Question

For initial value problem $\stackrel{..}{y}+2\stackrel{.}{y}++\left(101\right)y=\left(10.4\right)e^x,y\left(0\right)=1.1$ and $\stackrel{.}{y}\left(0\right)=-0.9$. Various solutions are writen in the following groups.
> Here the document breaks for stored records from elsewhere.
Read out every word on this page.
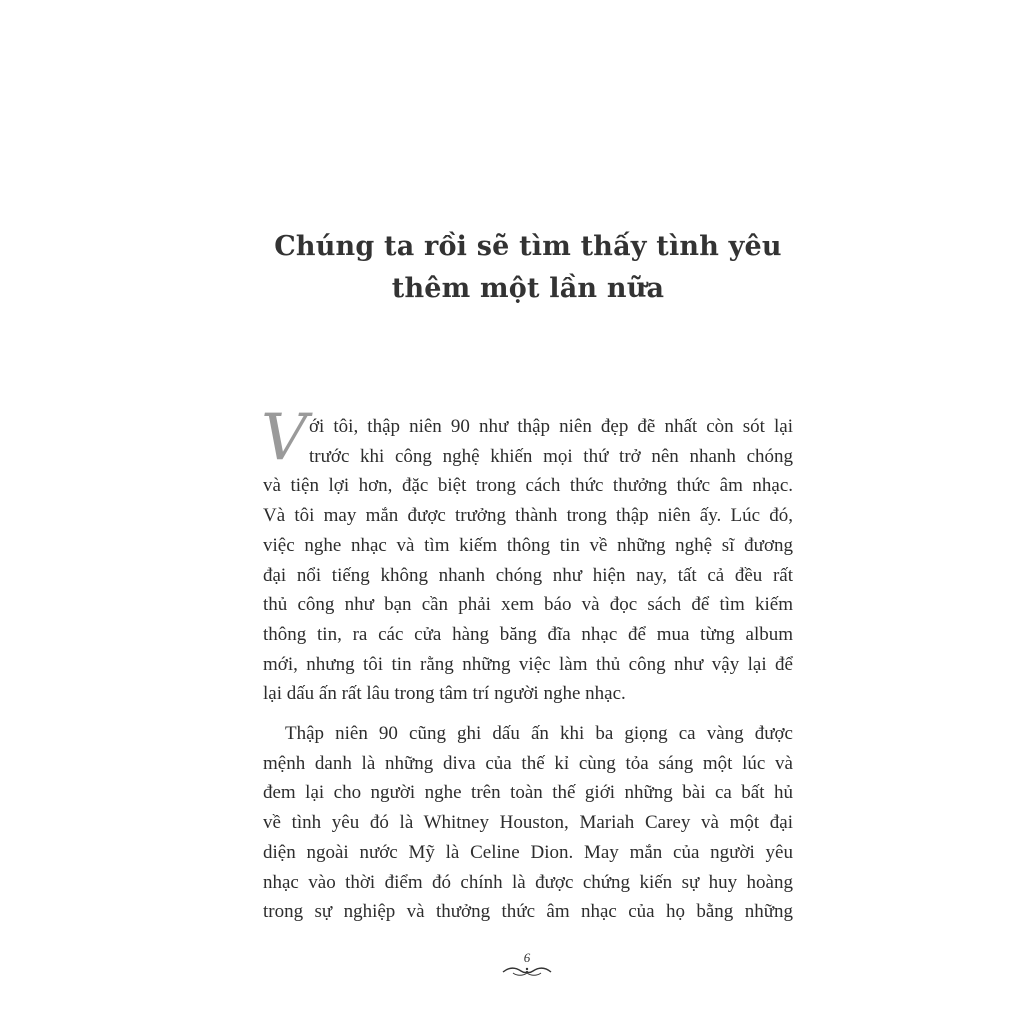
Chúng ta rồi sẽ tìm thấy tình yêu
thêm một lần nữa
V ới tôi, thập niên 90 như thập niên đẹp đẽ nhất còn sót lại
trước khi công nghệ khiến mọi thứ trở nên nhanh chóng
và tiện lợi hơn, đặc biệt trong cách thức thưởng thức âm nhạc.
Và tôi may mắn được trưởng thành trong thập niên ấy. Lúc đó,
việc nghe nhạc và tìm kiếm thông tin về những nghệ sĩ đương
đại nổi tiếng không nhanh chóng như hiện nay, tất cả đều rất
thủ công như bạn cần phải xem báo và đọc sách để tìm kiếm
thông tin, ra các cửa hàng băng đĩa nhạc để mua từng album
mới, nhưng tôi tin rằng những việc làm thủ công như vậy lại để
lại dấu ấn rất lâu trong tâm trí người nghe nhạc.

Thập niên 90 cũng ghi dấu ấn khi ba giọng ca vàng được
mệnh danh là những diva của thế kỉ cùng tỏa sáng một lúc và
đem lại cho người nghe trên toàn thế giới những bài ca bất hủ
về tình yêu đó là Whitney Houston, Mariah Carey và một đại
diện ngoài nước Mỹ là Celine Dion. May mắn của người yêu
nhạc vào thời điểm đó chính là được chứng kiến sự huy hoàng
trong sự nghiệp và thưởng thức âm nhạc của họ bằng những

6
Match the type of solution with the correct expression.
Group - 1
P. General solution of homogeneous equations
Q. Particular integral
R. Total solution satisfying boundary conditions.
Group - II
(1) $0.1e^x$
(2) $e^{-x}[Acos10x+Bsin10x]$
(3) $e^{-x}cos10x+0.1e^x$

• A. $P-2,Q-1,R-3$
• B. $P-1,Q-3,R-2$
• C. $P-1,Q-2,R-3$
• D. $P-3,Q-2,R-1$
  

Answer 1

The correct option is A $P-2,Q-1,R-3$

Given $(D^2+2D+101)y=10.4e^x$ ... (i)
So $AE$ is $m^2+2m+101=0$
$\Rightarrow m=-1\pm 10i$
$C.F.$ is $e^{-x}[c_{1}cos10x+c_{2}sin10x]$
$P.I.=\frac{1}{(D^2+2D+101)}\left(10.4\right)e^x$
$=\frac{1}{(1+2+101)}\left(10.4\right)e^x=0.1e^x$
So general solution is
$y=CF+PI$
$y=e^{-x}\left[c_{1}cos\right(10)x+c_{2}sin(10\left)x\right]+\left(0.1\right)e^x$ ... (ii)
$\frac{dy}{dx}=-e^{-x}[c_{1}cos10x+c_{2}sin10x]+0.1e^x+e^{-x}[-c_{1}10cos10x+c_{2}10cos10x]$
... (iii)
Now using $y\left(0\right)=1.1$ & $y^{\prime }\left(0\right)=-0.9$ in (2) & (3), we get $C_1=1$ & $C_2=0$
So, solution is
$y=e^{-x}\left[cos\right(10x\left)\right]+\left(0.1\right)e^x$
Hence, $P-2,Q-1,R-3$ is the correct option.